Wednesday, 28 June 2023

Joint Oireachtas Committee on Social Protection

Sustainable Development Goals: Discussion

Mr. John Walsh:

I agree with Deputy Ó Cuív about the land banks on the islands. At the moment, we are looking at a farm that has come up for sale on Bere Island and the community is on board with that. If we could buy it, we could use it for a number of things. We need a community centre and childcare, as stated earlier. We could also have social and affordable housing and sites for people to purchase, as it is very difficult to buy a single site. I approached the council and while I received a very nice email from back from it, it just showed all of the problems. Sometimes the local authority needs to show leadership and instigate these things. Much of the time it waits for islanders to do it and then roadblocks are put in our way, which is very frustrating.

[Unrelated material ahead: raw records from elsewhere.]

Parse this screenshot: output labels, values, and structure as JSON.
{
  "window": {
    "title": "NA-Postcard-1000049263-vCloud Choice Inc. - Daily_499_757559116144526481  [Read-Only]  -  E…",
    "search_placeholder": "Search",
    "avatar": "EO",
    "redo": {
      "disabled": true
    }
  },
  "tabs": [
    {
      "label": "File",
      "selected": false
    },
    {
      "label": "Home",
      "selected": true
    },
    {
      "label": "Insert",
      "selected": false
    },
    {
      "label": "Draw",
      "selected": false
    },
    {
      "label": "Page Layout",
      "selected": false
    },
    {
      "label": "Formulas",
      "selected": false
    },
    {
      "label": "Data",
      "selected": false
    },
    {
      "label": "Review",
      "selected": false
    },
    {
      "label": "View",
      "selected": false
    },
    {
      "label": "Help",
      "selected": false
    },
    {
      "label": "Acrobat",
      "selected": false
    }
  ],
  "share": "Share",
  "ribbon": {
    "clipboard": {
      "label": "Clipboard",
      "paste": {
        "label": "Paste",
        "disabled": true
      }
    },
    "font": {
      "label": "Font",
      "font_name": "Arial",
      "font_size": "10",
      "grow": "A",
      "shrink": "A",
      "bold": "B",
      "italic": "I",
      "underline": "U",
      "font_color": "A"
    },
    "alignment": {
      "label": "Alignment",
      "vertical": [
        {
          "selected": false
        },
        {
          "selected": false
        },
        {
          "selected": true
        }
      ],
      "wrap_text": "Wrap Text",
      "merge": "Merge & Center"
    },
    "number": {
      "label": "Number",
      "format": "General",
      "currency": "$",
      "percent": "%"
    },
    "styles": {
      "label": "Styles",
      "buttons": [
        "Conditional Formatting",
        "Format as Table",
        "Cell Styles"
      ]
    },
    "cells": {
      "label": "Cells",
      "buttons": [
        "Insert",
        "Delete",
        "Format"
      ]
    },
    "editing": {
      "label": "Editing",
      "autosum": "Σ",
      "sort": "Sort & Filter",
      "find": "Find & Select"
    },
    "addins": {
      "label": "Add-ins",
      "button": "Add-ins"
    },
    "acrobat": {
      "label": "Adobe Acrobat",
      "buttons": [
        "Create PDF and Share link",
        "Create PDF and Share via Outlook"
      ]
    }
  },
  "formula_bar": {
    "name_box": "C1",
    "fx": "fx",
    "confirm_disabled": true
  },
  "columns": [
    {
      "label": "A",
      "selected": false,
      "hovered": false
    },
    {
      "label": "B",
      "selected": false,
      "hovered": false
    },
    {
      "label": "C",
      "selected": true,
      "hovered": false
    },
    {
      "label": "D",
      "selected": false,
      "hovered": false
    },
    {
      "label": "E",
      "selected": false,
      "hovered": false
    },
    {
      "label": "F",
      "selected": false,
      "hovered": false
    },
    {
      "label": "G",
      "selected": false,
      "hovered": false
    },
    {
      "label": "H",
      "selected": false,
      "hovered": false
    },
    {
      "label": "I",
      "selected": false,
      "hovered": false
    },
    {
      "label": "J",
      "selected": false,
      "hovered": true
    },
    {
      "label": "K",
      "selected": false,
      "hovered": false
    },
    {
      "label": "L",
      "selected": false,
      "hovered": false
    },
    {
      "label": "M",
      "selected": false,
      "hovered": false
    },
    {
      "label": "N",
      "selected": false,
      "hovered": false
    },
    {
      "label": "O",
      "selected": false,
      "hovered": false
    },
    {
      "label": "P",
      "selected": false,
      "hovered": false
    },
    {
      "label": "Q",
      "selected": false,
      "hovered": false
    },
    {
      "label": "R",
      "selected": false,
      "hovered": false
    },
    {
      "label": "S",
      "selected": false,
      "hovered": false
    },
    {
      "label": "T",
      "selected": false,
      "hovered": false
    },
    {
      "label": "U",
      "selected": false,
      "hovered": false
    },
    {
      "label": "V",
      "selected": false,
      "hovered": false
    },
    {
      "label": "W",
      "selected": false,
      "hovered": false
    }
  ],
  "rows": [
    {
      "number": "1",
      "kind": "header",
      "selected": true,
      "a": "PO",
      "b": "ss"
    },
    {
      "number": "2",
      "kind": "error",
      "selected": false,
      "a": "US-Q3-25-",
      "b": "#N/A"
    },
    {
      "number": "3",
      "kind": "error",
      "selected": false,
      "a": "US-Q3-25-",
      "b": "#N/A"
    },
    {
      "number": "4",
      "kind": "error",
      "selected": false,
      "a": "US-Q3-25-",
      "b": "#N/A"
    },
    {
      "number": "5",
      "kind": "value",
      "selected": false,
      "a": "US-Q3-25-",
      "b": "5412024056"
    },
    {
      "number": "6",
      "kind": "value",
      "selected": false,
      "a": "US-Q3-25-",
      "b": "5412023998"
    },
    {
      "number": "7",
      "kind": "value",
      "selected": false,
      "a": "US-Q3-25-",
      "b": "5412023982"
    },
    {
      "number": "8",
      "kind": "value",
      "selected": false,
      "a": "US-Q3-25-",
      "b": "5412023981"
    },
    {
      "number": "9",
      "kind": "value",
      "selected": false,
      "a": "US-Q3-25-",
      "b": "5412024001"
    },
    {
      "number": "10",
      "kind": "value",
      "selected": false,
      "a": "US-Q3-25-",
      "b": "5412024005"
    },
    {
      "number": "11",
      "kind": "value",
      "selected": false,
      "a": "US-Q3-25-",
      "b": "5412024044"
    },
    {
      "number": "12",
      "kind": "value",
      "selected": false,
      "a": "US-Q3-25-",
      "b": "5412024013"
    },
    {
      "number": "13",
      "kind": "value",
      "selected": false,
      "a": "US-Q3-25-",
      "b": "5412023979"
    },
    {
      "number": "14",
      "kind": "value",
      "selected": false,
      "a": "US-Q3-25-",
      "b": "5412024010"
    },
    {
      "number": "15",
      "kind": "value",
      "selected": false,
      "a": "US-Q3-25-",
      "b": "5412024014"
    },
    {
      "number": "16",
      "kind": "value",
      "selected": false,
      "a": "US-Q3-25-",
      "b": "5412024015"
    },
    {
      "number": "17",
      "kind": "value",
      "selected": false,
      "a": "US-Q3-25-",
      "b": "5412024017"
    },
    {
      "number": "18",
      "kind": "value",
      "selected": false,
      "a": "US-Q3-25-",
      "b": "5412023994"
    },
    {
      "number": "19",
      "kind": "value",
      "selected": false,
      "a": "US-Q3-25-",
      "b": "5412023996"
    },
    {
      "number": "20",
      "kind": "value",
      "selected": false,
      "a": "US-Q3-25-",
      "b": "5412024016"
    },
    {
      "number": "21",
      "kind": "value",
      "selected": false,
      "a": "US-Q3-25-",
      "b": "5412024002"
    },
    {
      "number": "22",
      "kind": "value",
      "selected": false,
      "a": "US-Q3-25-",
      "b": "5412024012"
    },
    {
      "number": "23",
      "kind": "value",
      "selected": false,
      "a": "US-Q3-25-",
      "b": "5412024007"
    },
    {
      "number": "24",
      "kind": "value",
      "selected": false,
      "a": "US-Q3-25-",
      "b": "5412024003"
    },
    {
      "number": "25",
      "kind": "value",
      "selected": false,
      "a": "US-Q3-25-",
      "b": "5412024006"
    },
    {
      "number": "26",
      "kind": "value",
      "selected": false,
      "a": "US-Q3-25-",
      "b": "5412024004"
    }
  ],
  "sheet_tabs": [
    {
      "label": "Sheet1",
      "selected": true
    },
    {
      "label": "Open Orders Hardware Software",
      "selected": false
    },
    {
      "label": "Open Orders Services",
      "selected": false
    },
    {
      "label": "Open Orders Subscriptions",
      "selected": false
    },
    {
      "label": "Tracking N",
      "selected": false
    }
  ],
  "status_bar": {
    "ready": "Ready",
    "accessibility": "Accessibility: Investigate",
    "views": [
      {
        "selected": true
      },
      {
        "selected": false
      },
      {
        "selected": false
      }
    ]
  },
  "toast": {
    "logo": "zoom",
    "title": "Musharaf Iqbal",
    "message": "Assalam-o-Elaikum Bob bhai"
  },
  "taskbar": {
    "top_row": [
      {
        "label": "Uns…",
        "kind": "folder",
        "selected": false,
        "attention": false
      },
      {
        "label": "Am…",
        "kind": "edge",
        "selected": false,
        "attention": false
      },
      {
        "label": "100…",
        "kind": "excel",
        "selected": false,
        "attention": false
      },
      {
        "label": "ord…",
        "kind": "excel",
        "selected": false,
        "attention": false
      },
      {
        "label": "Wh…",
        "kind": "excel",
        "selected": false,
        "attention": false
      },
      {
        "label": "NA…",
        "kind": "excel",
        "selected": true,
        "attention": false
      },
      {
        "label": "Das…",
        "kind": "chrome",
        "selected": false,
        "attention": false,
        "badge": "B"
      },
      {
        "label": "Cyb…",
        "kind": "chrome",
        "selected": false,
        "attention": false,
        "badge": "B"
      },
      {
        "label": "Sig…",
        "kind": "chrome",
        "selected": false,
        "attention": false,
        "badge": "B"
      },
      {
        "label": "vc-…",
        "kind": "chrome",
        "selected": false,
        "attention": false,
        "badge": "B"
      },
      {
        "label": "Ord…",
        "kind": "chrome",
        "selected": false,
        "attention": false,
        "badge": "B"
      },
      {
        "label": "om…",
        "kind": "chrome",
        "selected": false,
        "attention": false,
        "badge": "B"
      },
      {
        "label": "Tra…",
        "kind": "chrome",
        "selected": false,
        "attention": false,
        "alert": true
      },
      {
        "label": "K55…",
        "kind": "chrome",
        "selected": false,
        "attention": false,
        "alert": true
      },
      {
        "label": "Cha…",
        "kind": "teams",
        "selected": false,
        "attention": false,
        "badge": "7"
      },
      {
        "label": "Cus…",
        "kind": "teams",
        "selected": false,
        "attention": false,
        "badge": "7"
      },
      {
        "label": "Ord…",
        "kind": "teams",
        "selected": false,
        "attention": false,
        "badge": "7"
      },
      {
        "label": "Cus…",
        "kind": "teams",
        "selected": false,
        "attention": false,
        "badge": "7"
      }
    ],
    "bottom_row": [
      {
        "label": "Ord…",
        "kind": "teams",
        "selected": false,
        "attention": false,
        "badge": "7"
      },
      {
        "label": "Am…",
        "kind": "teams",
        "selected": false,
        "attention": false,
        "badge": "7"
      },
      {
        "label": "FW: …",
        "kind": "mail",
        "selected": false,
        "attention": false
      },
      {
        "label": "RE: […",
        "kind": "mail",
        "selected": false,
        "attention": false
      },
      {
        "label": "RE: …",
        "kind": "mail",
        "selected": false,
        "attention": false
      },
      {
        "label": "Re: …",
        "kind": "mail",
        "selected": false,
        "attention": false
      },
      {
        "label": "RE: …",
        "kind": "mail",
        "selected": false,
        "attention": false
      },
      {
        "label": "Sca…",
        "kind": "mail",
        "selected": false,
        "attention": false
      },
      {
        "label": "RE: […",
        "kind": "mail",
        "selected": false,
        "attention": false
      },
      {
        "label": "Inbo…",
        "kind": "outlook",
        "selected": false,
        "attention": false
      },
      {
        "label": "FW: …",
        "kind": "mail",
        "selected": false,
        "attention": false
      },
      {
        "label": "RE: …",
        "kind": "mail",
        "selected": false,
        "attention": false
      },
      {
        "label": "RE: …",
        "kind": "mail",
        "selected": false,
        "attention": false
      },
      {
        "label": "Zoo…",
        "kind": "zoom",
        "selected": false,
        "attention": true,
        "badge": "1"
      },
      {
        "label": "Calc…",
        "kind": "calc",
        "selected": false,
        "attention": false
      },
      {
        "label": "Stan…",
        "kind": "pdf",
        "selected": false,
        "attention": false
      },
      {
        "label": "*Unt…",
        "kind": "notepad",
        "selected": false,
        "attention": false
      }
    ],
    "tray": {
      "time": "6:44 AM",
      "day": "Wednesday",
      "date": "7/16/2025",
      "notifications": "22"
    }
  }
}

Road transport is the other side of it. I am on the board of Cork Local Link. While the National Transport Authority is a great organisation and provides a lot of resources, it has too much say and too much authority in the delivery of local services. The board of any Local Link should be in a much better position to say where stops and where routes should be. We are one of four Local Link services which provide our own buses. We create employment for people on community employment, CE, schemes and rural social schemes, RSS, as bus drivers. It makes the service very adaptable but it looks like that is not really favoured. The National Transport Authority seems to want to go down the route of subcontracted out services or tendered services which we do not agree with.

The last thing is fibre to islands. I spoke to the Chair on Clare Island yesterday and we discussed this issue. He said that when rural electrification came in, a socket and a light were put into each house and that was it. They then discovered down the line that they could cook food, wash clothes and have outside lighting with electricity. They then brought that in. This is the same. If we do not get fibre into every house in Ireland, which should be the case, we will always be up against it. I dealt with Eircom over the years and did a deal with Eircom to upgrade the exchange on Bere Island from dial-up to broadband. That lasted for approximately three years but the speed was no longer good enough. I tried to do a deal with it again to lay cable but because the national broadband plan was coming in, it was not able to deal with us because we were one of the 300 houses in that deal. Fibre to the islands has to happen. Yesterday on Clare Island, we saw what was possible with the different technologies for e-health. There is a big world out there but we need to have proper connectivity for all of rural Ireland, but especially the islands.